Atas aksinya, Movahead diciduk aparat dan dijatuhi hukuman setahun penjara atas tuduhannya memprovokasi publik. Meski begitu aksi Movahead memantik perlawanan yang lebih luas di berbagai daerah yang ada di Iran. Sehingga ia mendapat julukan The Girl Of Enghelab, dalam bahasa Iran yang Enghelab sendiri bermakna revolusi. Saking luasnya pergolakan tersebut, polisi Iran menangkap puluhan perempuan yang melakukan hal yang sama dengan melepas jilbab sebagai bentuk protes.
Pasca peristiwa Movahead, 4 tahun setelahnya situasi di Iran seperti berjalan di tempat, bahkan lebih parah lagi. Mahsa Amini perempuan 22 tahun tewas di tahanan polisi moral karena dianggap melanggar aturan berbusana jilbab. Kematiannya melahirkan demonstrasi berskala besar yang muncul di berbagai kota di Iran. Para perempuan turun ke jalan dan membakar jilbabnya sebagai simbol pertarungan. Di Iran urusan jilbab begitu rumit, bukan hanya manifestasi dari ritual keagamaan melainkan juga kuasa negara wujud pengekangan hingga makna kebebasan.

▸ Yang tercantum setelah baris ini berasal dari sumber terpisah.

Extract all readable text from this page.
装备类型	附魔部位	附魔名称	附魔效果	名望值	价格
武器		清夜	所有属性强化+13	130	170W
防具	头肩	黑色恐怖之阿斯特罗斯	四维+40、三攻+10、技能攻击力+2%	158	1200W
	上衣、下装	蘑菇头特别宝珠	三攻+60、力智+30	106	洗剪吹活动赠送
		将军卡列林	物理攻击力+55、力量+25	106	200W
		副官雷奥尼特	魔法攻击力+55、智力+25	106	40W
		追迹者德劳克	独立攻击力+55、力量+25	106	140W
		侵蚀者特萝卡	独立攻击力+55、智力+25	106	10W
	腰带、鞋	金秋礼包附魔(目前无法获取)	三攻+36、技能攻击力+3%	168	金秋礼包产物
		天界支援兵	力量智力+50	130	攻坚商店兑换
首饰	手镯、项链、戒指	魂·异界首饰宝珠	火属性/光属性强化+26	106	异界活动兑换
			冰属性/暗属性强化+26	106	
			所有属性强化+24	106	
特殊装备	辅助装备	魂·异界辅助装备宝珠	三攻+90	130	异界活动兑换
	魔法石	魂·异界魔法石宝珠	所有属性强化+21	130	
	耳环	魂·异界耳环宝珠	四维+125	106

Kilas Balik Negara Republik Islam Iran
Untuk memahami konteks jilbab di Iran, kita harus menelusuri kembali ke era Shah Pahlavi yang mengedepankan monarki absolut. Selama masa pemerintahannya, perempuan dilarang mengenakan jilbab dan cadar sebagai bagian dari upaya untuk memodernisasi masyarakat Iran, yang diwujudkan melalui aturan resmi yang mewajibkan penggunaan jas dan topi ala Barat.
Pada Desember 1935 M larangan jilbab resmi diberlakukan dan diterapkan ke seluruh provinsi di Iran selama 1 bulan setelahnya. Ini membuat para ulama marah atas kebijakan Shah yang dinilai bertentangan dengan ajaran Islam. Akan tetapi Shah tidak mengambil pusing terkait ulama yang vokal yang melakukan pertentangan. Ulama yang melakukan pertenangan dibungkam dan diasingkan. Rezim Shah percaya bahwa melarang pengguna jilbab dapat membawa Iran maju secara ekonomi serta tidak tertinggal dari modernitas barat.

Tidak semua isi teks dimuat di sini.